After his death both English and Chinese newspapers eulogised his fine qualities. The Straits Echo reported
"The passing away of towkay Leong Sin Nam at Port Dickson will cause wide spread regret for he was deservedly popular and much respected, his good works in Perak being as numerous as the sands on the seashore, while by his urbanity and strict integrity, he endeared himself to all whom he came in contact...... he was popular not only with his countrymen but also with Europeans, Eurasians, Indians, Malays and Ceylonese. Socially, he was the best of good fellows. He had no acquaintances, for to know him was to be his friend. As a public man he spared neither time nor trouble in carrying out zealously the duties which public life entails. He never used his position to which he attained with any idea of self advertisement. One of the most modest man one can meet anywhere his aim was always to do good. The same aim influenced his whole life. He was a good man trying according to his lights to be of service to his countrymen. He was so genial, well meaning, earnest and honest".

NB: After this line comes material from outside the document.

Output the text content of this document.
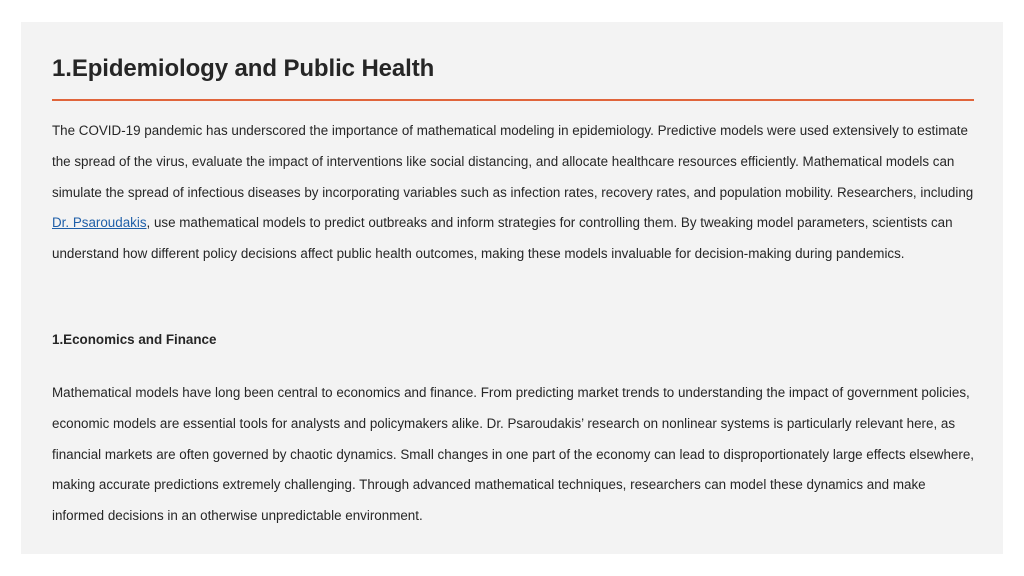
1.Epidemiology and Public Health

The COVID-19 pandemic has underscored the importance of mathematical modeling in epidemiology. Predictive models were used extensively to estimate the spread of the virus, evaluate the impact of interventions like social distancing, and allocate healthcare resources efficiently. Mathematical models can simulate the spread of infectious diseases by incorporating variables such as infection rates, recovery rates, and population mobility. Researchers, including Dr. Psaroudakis, use mathematical models to predict outbreaks and inform strategies for controlling them. By tweaking model parameters, scientists can understand how different policy decisions affect public health outcomes, making these models invaluable for decision-making during pandemics.

1.Economics and Finance

Mathematical models have long been central to economics and finance. From predicting market trends to understanding the impact of government policies, economic models are essential tools for analysts and policymakers alike. Dr. Psaroudakis’ research on nonlinear systems is particularly relevant here, as financial markets are often governed by chaotic dynamics. Small changes in one part of the economy can lead to disproportionately large effects elsewhere, making accurate predictions extremely challenging. Through advanced mathematical techniques, researchers can model these dynamics and make informed decisions in an otherwise unpredictable environment.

His death in 1940 should be celebrated because soon after in 1941 Malaya was invaded by the Japanese beginning with the bombing of Singapore on 8 December 1941. Ipoh was invaded on 15 December 1941 and occupied on 28 December. Leong Sin Nam's pro British and Chinese stance would surely had brought disaster to himself and the family when Britain and China were at war with Japan during the Second World War. Leong Sin Nam's bungalow was seized by the Japanese and became the headquarters of the notorious Japanese Military Police (Kempeitai) headed by the infamous Ekio Yoshimura.

The stories of good men usually have good endings. The Americans dropped atomic bombs on Hiroshima and Nagasaki in August 1945. The Japanese surrendered on 15 August 1945. The British forces landed in Penang on 3 September 1945. Ipoh was soon liberated. Leong Sin Nam's family survived without casualties.